George Drivas comunica con il cinema il dramma della sua Grecia. E’ presente con due mostre, sia al Padiglione Greco della 57ma Biennale di Venezia che alla Galleria Nazionale d’Arte Moderna e Contemporanea di Roma.
La Galleria Nazionale d’Arte Moderna e Contemporanea di Roma (fino al 24 settembre) presenta la mostra “George Drivas Uncinematic”, una selezione di opere cinematografiche realizzate tra il 2005 e il 2014 dall’artista greco George Drivas, che rappresenta anche la Grecia alla 57.ma Biennale di Venezia (fino al 26 novembre). Osservando le opere del greco George Drivas ci si chiede, è cinema, è arte o è teatro. Le sue rappresentazioni richiamano tanto le inquadrature bianco/nero di Antonioni. Ma osservate bene, e lo dico a chiare lettere, che se oggi l’arte non è politica non è arte. Con Drivas il messaggio politico è chiare e il suo fare, il suo parlare con il mezzo cinematografico è arte. Provate a vedere le inquadrature, il paesaggio assoluto, metafisico, con l’uomo sperduto in questo habitat, in queste architetture e i volti impenetrabili di chi vive realtà irreali eppure presenti. Schermi e monitor, attori giudici con lo sguardo di Charlotte Rampling che attraversano anche i temi delle “Supplici” di Eschilo. E non c’è solo il Padiglione greco alla Biennale rappresentato da questo grande artista/filmaker , perché la rassegna di opere datate dal 2005 al 2014 alla Galleria Nazionale d’Arte Moderna e Contemporanea fanno leggere un mondo di incompresi, dove regna sovrana l’incomunicabilità, con sguardi quasi autistici. Cosa vi leggo dietro? Eccolo, il dramma e lo strangolamento dell’Unione Europea cerso la Grecia, patria di Drivas. E’ un atto d’accusa grave e resistente.

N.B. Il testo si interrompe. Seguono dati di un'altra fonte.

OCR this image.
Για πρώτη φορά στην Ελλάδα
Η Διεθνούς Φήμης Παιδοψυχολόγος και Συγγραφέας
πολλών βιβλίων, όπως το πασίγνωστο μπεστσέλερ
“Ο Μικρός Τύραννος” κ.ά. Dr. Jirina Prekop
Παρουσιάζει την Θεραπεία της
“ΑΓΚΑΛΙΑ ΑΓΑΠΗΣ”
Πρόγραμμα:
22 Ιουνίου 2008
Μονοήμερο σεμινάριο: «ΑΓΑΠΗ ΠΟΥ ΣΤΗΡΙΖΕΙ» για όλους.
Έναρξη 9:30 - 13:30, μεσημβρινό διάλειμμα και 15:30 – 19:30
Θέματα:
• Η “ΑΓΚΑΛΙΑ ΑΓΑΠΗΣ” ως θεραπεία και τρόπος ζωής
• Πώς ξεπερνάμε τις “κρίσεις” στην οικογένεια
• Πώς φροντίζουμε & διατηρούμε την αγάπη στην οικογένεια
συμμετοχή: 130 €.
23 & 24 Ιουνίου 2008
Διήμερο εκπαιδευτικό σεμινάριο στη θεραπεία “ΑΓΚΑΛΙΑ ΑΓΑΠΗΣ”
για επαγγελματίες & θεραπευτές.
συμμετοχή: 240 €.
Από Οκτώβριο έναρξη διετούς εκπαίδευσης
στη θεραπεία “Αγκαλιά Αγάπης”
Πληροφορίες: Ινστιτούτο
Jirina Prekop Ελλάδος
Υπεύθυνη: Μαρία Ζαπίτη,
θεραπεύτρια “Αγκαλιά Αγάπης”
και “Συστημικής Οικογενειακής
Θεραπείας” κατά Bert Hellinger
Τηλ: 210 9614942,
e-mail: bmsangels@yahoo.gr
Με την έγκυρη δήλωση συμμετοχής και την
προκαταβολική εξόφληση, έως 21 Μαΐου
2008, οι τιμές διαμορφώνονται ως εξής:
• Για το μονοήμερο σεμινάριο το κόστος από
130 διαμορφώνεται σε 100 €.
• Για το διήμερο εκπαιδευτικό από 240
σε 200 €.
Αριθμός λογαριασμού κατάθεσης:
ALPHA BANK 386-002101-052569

Drivas crea video narrativi basati sull’immobilità e in gran parte delle sue opere utilizza una straordinaria sequenza di immagini ritmicamente alternate capace di portare in primo piano il legame sotterraneo che, da sempre, unisce fotografia e cinema, ponendo in risonanza le fertili connessioni che sottotraccia uniscono immagine statica e immagine dinamica. Dice l’artista: “Ogni mio lavoro si sviluppa lungo due direzioni: da un lato la linearità, la narrazione, il racconto di qualcosa che procede e che si sviluppa, dall’altro l’irreale, la pausa, il dimenticarsi di come andrà a finire, congelati nel momento fotografato…”. Per Drivas si tratta, infatti, di creare una nuova concezione di spazio vs. tempo, un nuovo modo di presentare e/o di seguire una storia attraverso la costruzione di una “ “lentezza velocizzata”, simile al non-ritmo dei sogni, una rapidità percepita in maniera quasi ipnotica, cosicché il tempo e la durata diventino quasi irrilevanti”. La sua indagine di questo decennio coinvolge sperimentazioni sull’immagine ferma o in movimento, narrativa o non narrativa, e ricerca una lingua astratta sia nel contenuto sia nella forma. I suoi film potrebbero essere ambientati in qualsiasi momento e ovunque, nel futuro o nel passato, in quanto trasmettono contemporaneamente un aspetto futuristico e retrò. Le immagini della fredda architettura modernista catturata dalla sua videocamera o macchina fotografica proiettano un’atmosfera di malinconia e di alienazione, mentre il paesaggio urbano mette in scena temi cruciali come questioni esistenziali, relazioni umane, mancanza di comunicazione, desideri sessuali insoddisfatti sullo sfondo di una società della sorveglianza. George Drivas dice tutto ciò con un film.